Local councils and bus operators in Wales are joining forces with Transport for Wales to launch a new project that will allow the public to request a bus to pick them up near their home, work or shops for essential travel.
This will see Newport Bus run the first pilot scheme, fflecsi, which will replace a number of scheduled local bus services with more flexible services that can pick up and drop off near work, shops and homes by request, rather than following a set timetable at fixed bus stops.
Seats on fflecsi are booked using an Android/Apple app or by calling a number. Once a fflecsi passenger is booked on a service, Newport Bus has stated that it is able to guarantee that the passenger will have a seat and enough space to respect social distancing guidelines.
Ken Skates, the Minster for Economy, Transport and North Wales, said: “The pilot scheme we will be trialling in Newport over the next three months could shape the bus services of the future.
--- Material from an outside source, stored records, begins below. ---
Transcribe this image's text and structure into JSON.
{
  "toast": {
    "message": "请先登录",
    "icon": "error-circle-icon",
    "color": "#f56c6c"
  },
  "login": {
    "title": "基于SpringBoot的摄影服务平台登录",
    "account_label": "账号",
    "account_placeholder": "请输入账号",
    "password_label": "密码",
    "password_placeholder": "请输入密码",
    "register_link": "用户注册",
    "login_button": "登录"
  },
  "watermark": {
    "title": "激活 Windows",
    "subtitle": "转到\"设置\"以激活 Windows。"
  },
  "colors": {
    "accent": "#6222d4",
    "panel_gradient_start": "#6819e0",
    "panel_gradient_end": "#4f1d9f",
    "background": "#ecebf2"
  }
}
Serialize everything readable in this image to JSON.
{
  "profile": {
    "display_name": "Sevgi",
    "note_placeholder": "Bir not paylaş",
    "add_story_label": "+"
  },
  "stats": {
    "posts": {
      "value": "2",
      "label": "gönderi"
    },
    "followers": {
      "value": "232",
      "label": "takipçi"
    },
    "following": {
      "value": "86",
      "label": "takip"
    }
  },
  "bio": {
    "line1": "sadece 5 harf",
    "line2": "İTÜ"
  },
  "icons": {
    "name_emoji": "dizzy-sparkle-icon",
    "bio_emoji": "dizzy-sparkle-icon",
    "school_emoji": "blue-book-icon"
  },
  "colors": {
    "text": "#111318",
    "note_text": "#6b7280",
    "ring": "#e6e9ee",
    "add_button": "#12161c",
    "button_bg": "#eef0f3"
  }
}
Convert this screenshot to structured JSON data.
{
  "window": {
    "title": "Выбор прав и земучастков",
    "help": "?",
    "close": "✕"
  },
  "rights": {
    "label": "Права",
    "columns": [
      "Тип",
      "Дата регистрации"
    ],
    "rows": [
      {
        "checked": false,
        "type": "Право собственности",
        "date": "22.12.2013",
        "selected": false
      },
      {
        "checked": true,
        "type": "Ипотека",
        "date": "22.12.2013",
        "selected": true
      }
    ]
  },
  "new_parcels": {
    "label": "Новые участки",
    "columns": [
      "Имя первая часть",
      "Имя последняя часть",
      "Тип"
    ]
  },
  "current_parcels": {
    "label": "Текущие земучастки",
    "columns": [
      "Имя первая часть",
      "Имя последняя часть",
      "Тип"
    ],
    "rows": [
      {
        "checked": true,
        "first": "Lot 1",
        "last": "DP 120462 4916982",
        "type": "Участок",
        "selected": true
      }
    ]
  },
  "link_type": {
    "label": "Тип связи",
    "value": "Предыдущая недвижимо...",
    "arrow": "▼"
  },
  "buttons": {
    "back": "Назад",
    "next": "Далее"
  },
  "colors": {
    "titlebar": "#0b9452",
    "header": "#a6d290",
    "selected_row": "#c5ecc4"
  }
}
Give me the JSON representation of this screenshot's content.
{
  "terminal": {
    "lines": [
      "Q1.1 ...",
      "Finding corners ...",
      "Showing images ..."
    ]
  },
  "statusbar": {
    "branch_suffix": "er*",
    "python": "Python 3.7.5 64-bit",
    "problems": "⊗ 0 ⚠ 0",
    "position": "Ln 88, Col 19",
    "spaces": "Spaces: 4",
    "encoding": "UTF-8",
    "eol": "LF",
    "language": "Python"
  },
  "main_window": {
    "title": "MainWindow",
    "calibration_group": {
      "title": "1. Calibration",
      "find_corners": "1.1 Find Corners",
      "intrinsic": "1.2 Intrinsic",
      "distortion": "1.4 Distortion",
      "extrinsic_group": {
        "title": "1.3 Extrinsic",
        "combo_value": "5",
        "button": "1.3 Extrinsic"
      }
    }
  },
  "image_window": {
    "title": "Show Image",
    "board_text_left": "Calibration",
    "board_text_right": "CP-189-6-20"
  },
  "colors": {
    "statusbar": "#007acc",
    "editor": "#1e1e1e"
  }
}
While we are living with the restrictions on our every-day lives, this demand responsive transport system could be the answer to some problems faced by our key workers trying to get to and from work at a time that suits their shifts.
“We are also looking to expand this pilot and are working with several other companies to implement a demand responsive transport service. We will be working closely with the local authorities, TfW and our partners to monitor its success,” he added.
James Price, Transport for Wales CEO, added: “fflecsi is a very exciting trial for us as we continue to transform public transport in Wales. The ongoing situation has had a direct impact on public transport and as we move forward the safety of our colleagues and customers continues to be our top priority. This new pilot scheme offers us the opportunity to look at a new way of operating public transport and in these current circumstances it will allow bus companies to move people around while maintaining a social distance. I look forward to finding out what we can learn from the trial in Newport and how we can potentially apply this in other areas in the future.”